Angelockt durch Sonnenschein und blauen Himmel bewegen wir uns zum Jakutsker Badestrand, der im Winter jedoch zum Eispark gefriert. Vielfältige Eis- und Schneeskulpturen 

schmücken den zugefrorenen Seitenarm der Lena, laute Musik ermuntert zu Bewegungs-übungen gegen die Kälte und auf Eisrutschen sorgt die hohe Geschwindigkeit für gefrorene Wimpern und Augenbrauen. Der Jakutsker Eisdom begeistert Gäste und Gastgeber gleichermaßen. Eispaläste laden zum Träumen ein und junge Eisskulpteure zeigen im Rahmen eines offenen Regionalwettbewerbs ihr Können an Eis- und Schneeblöcken. Permafrost macht kreativ. Auch am heutigen Tag hört man von mehreren Teilnehmern, dass sie (noch) nicht zurück nach Hamburg möchten.

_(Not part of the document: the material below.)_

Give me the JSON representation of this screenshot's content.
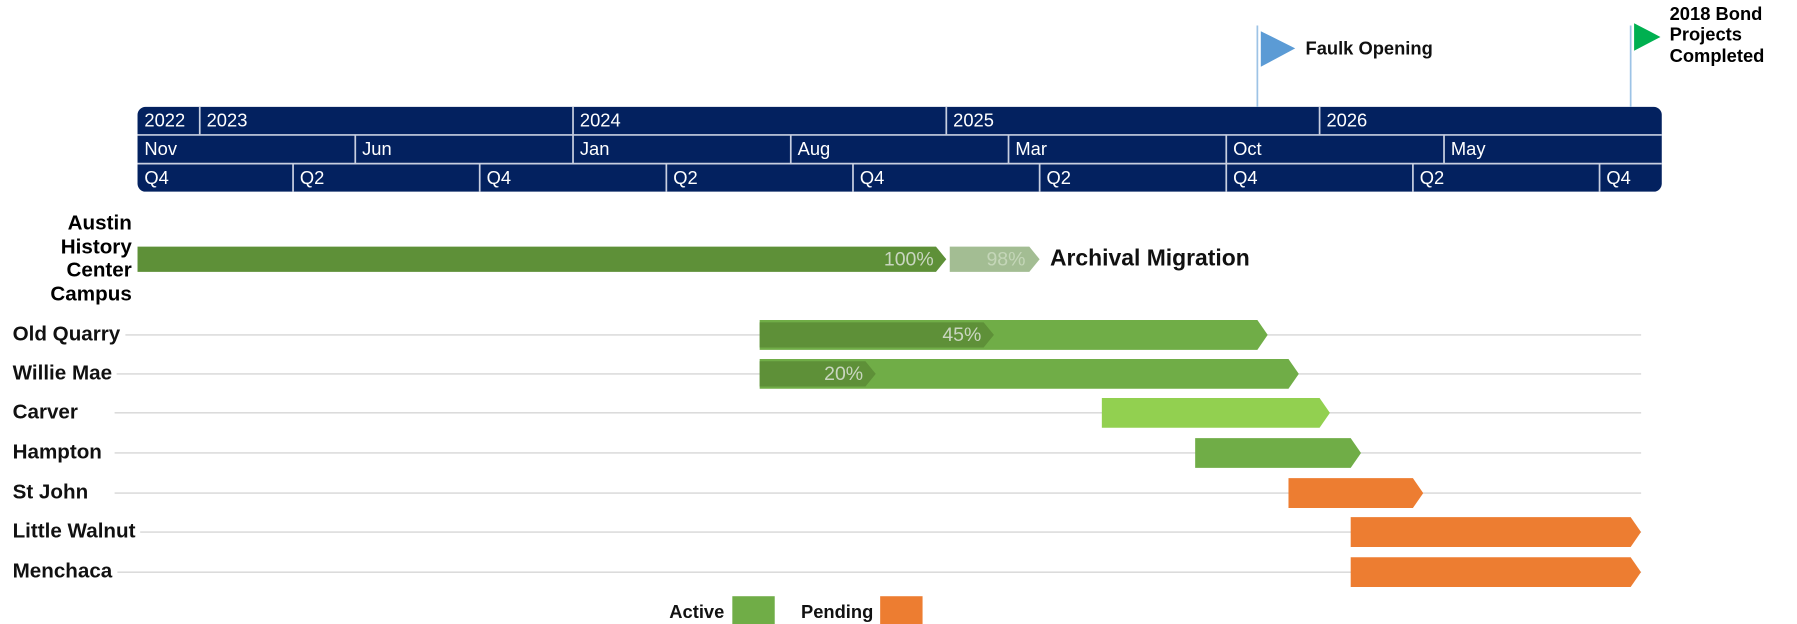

Ein Blick auf die Wetter-App verstärkt dieses Gefühl. Hamburg: + 10°C, Sturm und Regen. Jakutsk: – 20°C, blauer Himmel und Sonne. 

 

„Als Gott über Jakutien flog, erfroren ihm die Finger und er ließ alle Bodenschätze auf die jakutische Erde fallen“ – von dem Wahrheitsgehalt dieser Sage können wir uns in der „Schatzkammer von Jakutsk“ überzeugen, zu der uns Konstatin mit seinem gelben Bus nach dem Eispark fährt. Nach einer Sicherheitskontrolle wie am Flughafen, geleitet von einer „Generalin“ in Uniform, die nicht zufrieden ist, bevor nicht auch die letzte Jacke ordnungsgemäß auf einem Bügel hängt, erhalten wir einen Überblick über den Reichtum Jakutiens. Neben Gold, Silber und Platin und kommen 25% der Diamanten der Welt aus Jakutien. Verschieden wertvolle Gesteinsarten liefern das Rohmaterial für Kunstwerke aller Art und Stilrichtungen. Erdöl, Erdgas und seltene Erden ergänzen die Bodenschätze Jakutiens gewinnbringend. Der Permafrost beheimatet darüber hinaus große Mengen von Mammut-Elfenbein, das „gefördert“ werden kann, ohne dass dafür Tiere sterben. Die Mammuts sind bereits von mehreren 1000 Jahren ausgestorben.  

 

Ein Zusammentreffen mit dem inklusiven Theaterensemble „Der kleine Prinz“ in den Büroräumen des Wohltätigkeits-Fonds Charyskal rundet den ereignisreichen Tag mit warmen Worten und Erinnerungen an den Auftritt des Ensembles beim 11. Russischen Schuljahresabschluss im Ernst Deutsch Theater in Hamburg ab. Nach 2 Jahren erhalten die Teilnehmer endlich die langersehnten Urkunden. Besser spät als gar nicht. 

 

Unser Aufenthalt im bezaubernden Jakutsk feiert Bergfest. Vor uns liegen nun noch 4 weitere Tage. Fortsetzung folgt.